The Foundation release also lands a debloating wave that moves heavyweight messaging adapters and media SDKs to lazy install, a 180x speedup on browser console evaluations by reusing one persistent Chrome DevTools connection, per the release notes, and a cold-start wave that shaves roughly 19 seconds off the hermes launch path. The release notes also say the hermes tools All-Platforms screen dropped “from 14 seconds to under 1.5 seconds.” Two new messaging platforms — LINE and SimpleX Chat — bring the total to 22.
The self-improvement loop
The technical narrative driving Hermes is that the agent learns from its own past work. NVIDIA’s blog post describes the mechanism plainly: “Hermes writes and refines its own skills. Every time the agent encounters a complex task or receives feedback, it saves its learnings as a skill so it can adapt and improve over time.” That is how NVIDIA describes the mechanism. The blog frames Hermes as an exemplar of self-improving agents on NVIDIA RTX PCs, RTX PRO workstations, and the company’s DGX Spark personal-AI workstation.
What We Don’t Know
- How widely the OpenRouter ranking will translate into measured productivity gains. NVIDIA’s blog confirms Hermes is the most-used agent on OpenRouter at the time of writing, but the post stops short of providing independently verified benchmarks for the skill-learning loop. The user-reported productivity claims circulating in third-party coverage do not appear in either Nous Research’s release notes or NVIDIA’s published account.
- Whether the OpenAI-compatible local proxy will draw a response from Anthropic, OpenAI, or xAI. Routing Claude Pro, ChatGPT Pro, or SuperGrok consumer subscriptions through a local proxy and feeding them into third-party code-agent CLIs is exactly the workflow each provider has historically governed through API terms. The release ships the capability; none of the surveyed primary sources document how the providers will respond.
- How durable Hermes’s lead is. OpenRouter daily rankings can swing significantly week to week, and the primary sources surveyed here do not publish OpenRouter daily totals for the week of the v0.14.0 release.
Analysis
Hermes Agent’s rise on OpenRouter and the back-to-back v0.13 and v0.14 releases together mark a real inflection point for self-improving open-source agents.
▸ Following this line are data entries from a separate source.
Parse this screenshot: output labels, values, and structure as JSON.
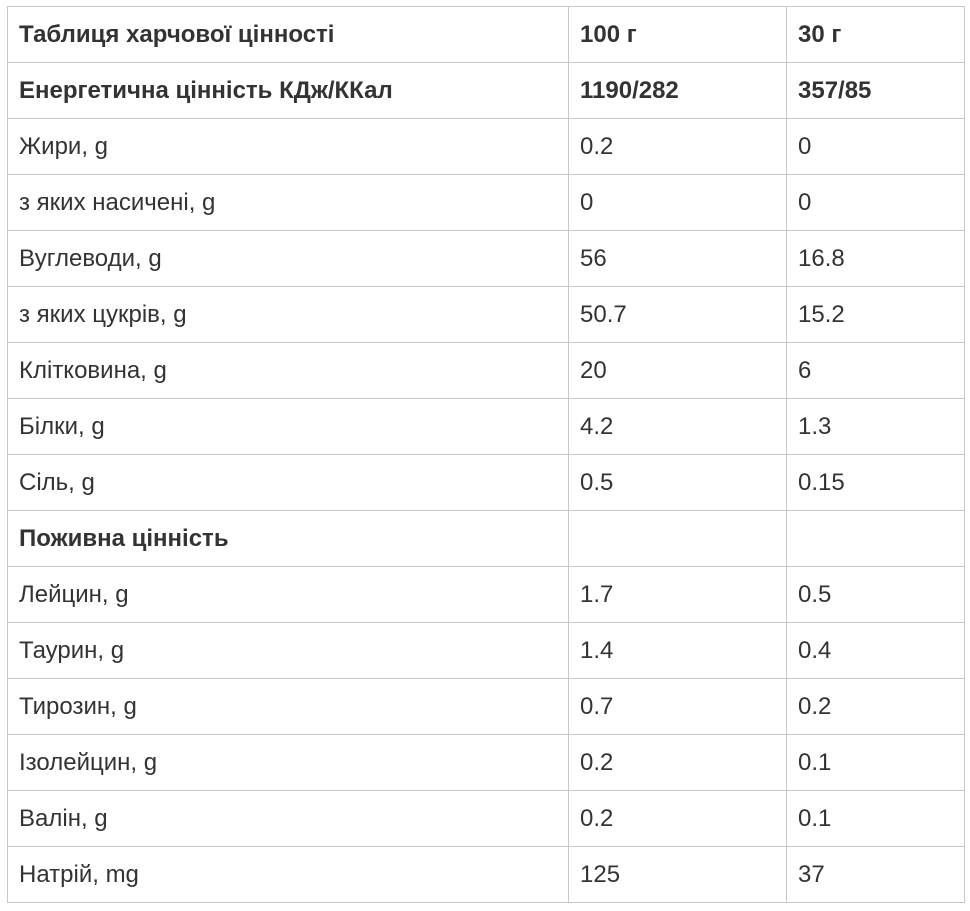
{
  "table": {
    "header": {
      "label": "Таблиця харчової цінності",
      "col_100g": "100 г",
      "col_30g": "30 г"
    },
    "rows": [
      {
        "label": "Енергетична цінність КДж/ККал",
        "v100": "1190/282",
        "v30": "357/85",
        "bold": true
      },
      {
        "label": "Жири, g",
        "v100": "0.2",
        "v30": "0"
      },
      {
        "label": "з яких насичені, g",
        "v100": "0",
        "v30": "0"
      },
      {
        "label": "Вуглеводи, g",
        "v100": "56",
        "v30": "16.8"
      },
      {
        "label": "з яких цукрів, g",
        "v100": "50.7",
        "v30": "15.2"
      },
      {
        "label": "Клітковина, g",
        "v100": "20",
        "v30": "6"
      },
      {
        "label": "Білки, g",
        "v100": "4.2",
        "v30": "1.3"
      },
      {
        "label": "Сіль, g",
        "v100": "0.5",
        "v30": "0.15"
      },
      {
        "label": "Поживна цінність",
        "v100": "",
        "v30": "",
        "bold": true
      },
      {
        "label": "Лейцин, g",
        "v100": "1.7",
        "v30": "0.5"
      },
      {
        "label": "Таурин, g",
        "v100": "1.4",
        "v30": "0.4"
      },
      {
        "label": "Тирозин, g",
        "v100": "0.7",
        "v30": "0.2"
      },
      {
        "label": "Ізолейцин, g",
        "v100": "0.2",
        "v30": "0.1"
      },
      {
        "label": "Валін, g",
        "v100": "0.2",
        "v30": "0.1"
      },
      {
        "label": "Натрій, mg",
        "v100": "125",
        "v30": "37"
      }
    ]
  }
}
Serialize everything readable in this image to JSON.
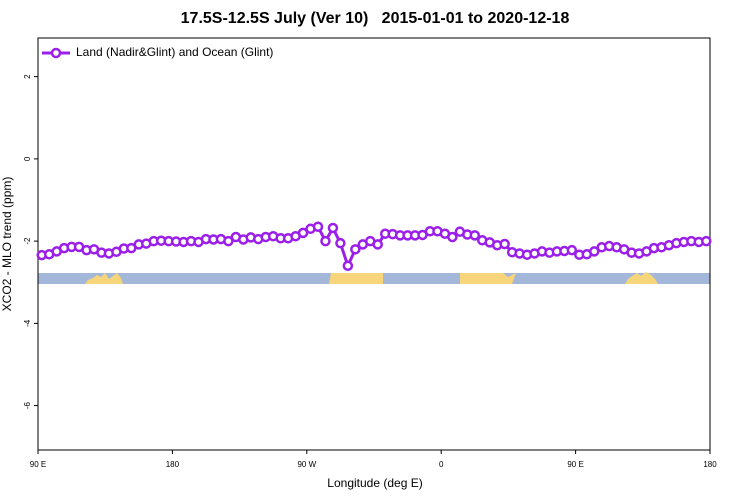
{
  "chart_data": {
    "type": "line",
    "title": "17.5S-12.5S July (Ver 10)   2015-01-01 to 2020-12-18",
    "xlabel": "Longitude (deg E)",
    "ylabel": "XCO2 - MLO trend (ppm)",
    "xlim": [
      90,
      540
    ],
    "ylim": [
      -7.08,
      2.94
    ],
    "xticks": [
      {
        "value": 90,
        "label": "90 E"
      },
      {
        "value": 180,
        "label": "180"
      },
      {
        "value": 270,
        "label": "90 W"
      },
      {
        "value": 360,
        "label": "0"
      },
      {
        "value": 450,
        "label": "90 E"
      },
      {
        "value": 540,
        "label": "180"
      }
    ],
    "yticks": [
      2,
      0,
      -2,
      -4,
      -6
    ],
    "legend": "top-left",
    "x": [
      92.5,
      97.5,
      102.5,
      107.5,
      112.5,
      117.5,
      122.5,
      127.5,
      132.5,
      137.5,
      142.5,
      147.5,
      152.5,
      157.5,
      162.5,
      167.5,
      172.5,
      177.5,
      182.5,
      187.5,
      192.5,
      197.5,
      202.5,
      207.5,
      212.5,
      217.5,
      222.5,
      227.5,
      232.5,
      237.5,
      242.5,
      247.5,
      252.5,
      257.5,
      262.5,
      267.5,
      272.5,
      277.5,
      282.5,
      287.5,
      292.5,
      297.5,
      302.5,
      307.5,
      312.5,
      317.5,
      322.5,
      327.5,
      332.5,
      337.5,
      342.5,
      347.5,
      352.5,
      357.5,
      362.5,
      367.5,
      372.5,
      377.5,
      382.5,
      387.5,
      392.5,
      397.5,
      402.5,
      407.5,
      412.5,
      417.5,
      422.5,
      427.5,
      432.5,
      437.5,
      442.5,
      447.5,
      452.5,
      457.5,
      462.5,
      467.5,
      472.5,
      477.5,
      482.5,
      487.5,
      492.5,
      497.5,
      502.5,
      507.5,
      512.5,
      517.5,
      522.5,
      527.5,
      532.5,
      537.5
    ],
    "series": [
      {
        "name": "Land (Nadir&Glint) and Ocean (Glint)",
        "color": "#9b1fe8",
        "values": [
          -2.34,
          -2.32,
          -2.25,
          -2.17,
          -2.14,
          -2.14,
          -2.22,
          -2.2,
          -2.28,
          -2.3,
          -2.26,
          -2.18,
          -2.17,
          -2.08,
          -2.06,
          -2.0,
          -1.99,
          -2.0,
          -2.01,
          -2.02,
          -2.0,
          -2.02,
          -1.95,
          -1.96,
          -1.95,
          -2.0,
          -1.9,
          -1.96,
          -1.91,
          -1.95,
          -1.9,
          -1.88,
          -1.93,
          -1.93,
          -1.88,
          -1.8,
          -1.7,
          -1.65,
          -2.0,
          -1.68,
          -2.05,
          -2.6,
          -2.2,
          -2.08,
          -2.0,
          -2.08,
          -1.82,
          -1.83,
          -1.86,
          -1.86,
          -1.86,
          -1.85,
          -1.76,
          -1.76,
          -1.82,
          -1.9,
          -1.77,
          -1.84,
          -1.86,
          -1.98,
          -2.03,
          -2.1,
          -2.07,
          -2.27,
          -2.3,
          -2.33,
          -2.3,
          -2.25,
          -2.28,
          -2.25,
          -2.24,
          -2.22,
          -2.33,
          -2.32,
          -2.25,
          -2.15,
          -2.12,
          -2.15,
          -2.2,
          -2.28,
          -2.3,
          -2.25,
          -2.17,
          -2.15,
          -2.1,
          -2.05,
          -2.02,
          -2.0,
          -2.02,
          -2.0
        ]
      }
    ]
  }
}
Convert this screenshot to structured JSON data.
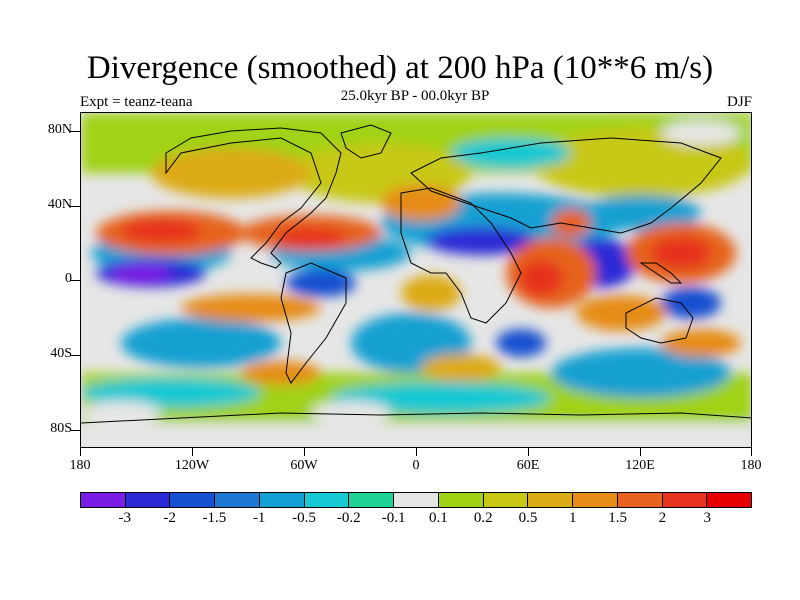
{
  "title": "Divergence (smoothed) at 200 hPa (10**6 m/s)",
  "subtitle": "25.0kyr BP - 00.0kyr BP",
  "experiment": "Expt = teanz-teana",
  "season": "DJF",
  "map": {
    "projection": "cylindrical-equidistant",
    "lon_range": [
      -180,
      180
    ],
    "lat_range": [
      -90,
      90
    ],
    "x_tick_labels": [
      "180",
      "120W",
      "60W",
      "0",
      "60E",
      "120E",
      "180"
    ],
    "y_tick_labels": [
      "80N",
      "40N",
      "0",
      "40S",
      "80S"
    ]
  },
  "colorbar": {
    "labels": [
      "-3",
      "-2",
      "-1.5",
      "-1",
      "-0.5",
      "-0.2",
      "-0.1",
      "0.1",
      "0.2",
      "0.5",
      "1",
      "1.5",
      "2",
      "3"
    ],
    "colors": [
      "#7a1ee6",
      "#2a2ad6",
      "#1450d0",
      "#1e78d2",
      "#14a0d2",
      "#18c8d2",
      "#1cd296",
      "#e6e6e6",
      "#a0d214",
      "#c8c814",
      "#dcaa14",
      "#e68c14",
      "#e6641e",
      "#e6321e",
      "#e60000"
    ]
  }
}
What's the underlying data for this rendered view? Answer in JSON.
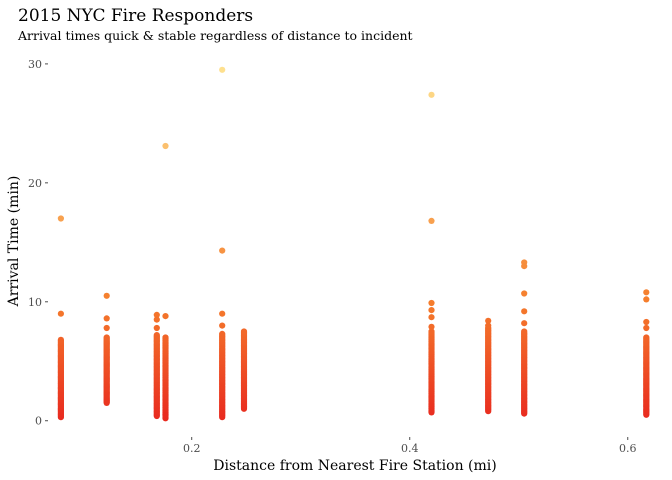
{
  "chart_data": {
    "type": "scatter",
    "title": "2015 NYC Fire Responders",
    "subtitle": "Arrival times quick & stable regardless of distance to incident",
    "xlabel": "Distance from Nearest Fire Station (mi)",
    "ylabel": "Arrival Time (min)",
    "xlim": [
      0.07,
      0.625
    ],
    "ylim": [
      -1.2,
      31
    ],
    "x_ticks": [
      0.2,
      0.4,
      0.6
    ],
    "x_tick_labels": [
      "0.2",
      "0.4",
      "0.6"
    ],
    "y_ticks": [
      0,
      10,
      20,
      30
    ],
    "y_tick_labels": [
      "0",
      "10",
      "20",
      "30"
    ],
    "grid": false,
    "legend": "none",
    "color_scale": {
      "low": "#e8281f",
      "mid": "#f57d2c",
      "high": "#fee391"
    },
    "columns": [
      {
        "x": 0.08,
        "min": 0.3,
        "max": 6.8
      },
      {
        "x": 0.122,
        "min": 1.5,
        "max": 7.0
      },
      {
        "x": 0.168,
        "min": 0.4,
        "max": 7.2
      },
      {
        "x": 0.176,
        "min": 0.2,
        "max": 7.0
      },
      {
        "x": 0.228,
        "min": 0.3,
        "max": 7.3
      },
      {
        "x": 0.248,
        "min": 1.0,
        "max": 7.5
      },
      {
        "x": 0.42,
        "min": 0.7,
        "max": 7.5
      },
      {
        "x": 0.472,
        "min": 0.8,
        "max": 7.8
      },
      {
        "x": 0.505,
        "min": 0.6,
        "max": 7.5
      },
      {
        "x": 0.617,
        "min": 0.5,
        "max": 7.0
      }
    ],
    "outliers": [
      {
        "x": 0.08,
        "y": 17.0
      },
      {
        "x": 0.08,
        "y": 9.0
      },
      {
        "x": 0.122,
        "y": 10.5
      },
      {
        "x": 0.122,
        "y": 8.6
      },
      {
        "x": 0.122,
        "y": 7.8
      },
      {
        "x": 0.168,
        "y": 8.9
      },
      {
        "x": 0.168,
        "y": 8.5
      },
      {
        "x": 0.168,
        "y": 7.8
      },
      {
        "x": 0.176,
        "y": 23.1
      },
      {
        "x": 0.176,
        "y": 8.8
      },
      {
        "x": 0.176,
        "y": 0.5
      },
      {
        "x": 0.228,
        "y": 29.5
      },
      {
        "x": 0.228,
        "y": 14.3
      },
      {
        "x": 0.228,
        "y": 9.0
      },
      {
        "x": 0.228,
        "y": 8.0
      },
      {
        "x": 0.42,
        "y": 27.4
      },
      {
        "x": 0.42,
        "y": 16.8
      },
      {
        "x": 0.42,
        "y": 9.9
      },
      {
        "x": 0.42,
        "y": 9.3
      },
      {
        "x": 0.42,
        "y": 8.7
      },
      {
        "x": 0.42,
        "y": 7.9
      },
      {
        "x": 0.472,
        "y": 8.4
      },
      {
        "x": 0.472,
        "y": 8.0
      },
      {
        "x": 0.505,
        "y": 13.3
      },
      {
        "x": 0.505,
        "y": 13.0
      },
      {
        "x": 0.505,
        "y": 10.7
      },
      {
        "x": 0.505,
        "y": 9.2
      },
      {
        "x": 0.505,
        "y": 8.2
      },
      {
        "x": 0.617,
        "y": 10.8
      },
      {
        "x": 0.617,
        "y": 10.2
      },
      {
        "x": 0.617,
        "y": 8.3
      },
      {
        "x": 0.617,
        "y": 7.8
      }
    ]
  }
}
The Tenacity release closed the durability gap — multi-agent Kanban, /goal, security wave — that had kept users tethered to managed enterprise agents. The Foundation release closes the distribution gap: one pip install away, with a local proxy that turns any consumer LLM subscription into a programmable endpoint.
That posture is a different bet from the cloud-only agent stacks the major model providers have been pushing throughout 2026. The structural critique of self-improving agents — that skills which embed a model’s idiosyncrasies become harder to audit as they accumulate — remains. But what v0.14 demonstrates is that the conversation in the agent space is no longer about which assistant has the most connectors or the longest context window. It is about which one remembers what it did yesterday.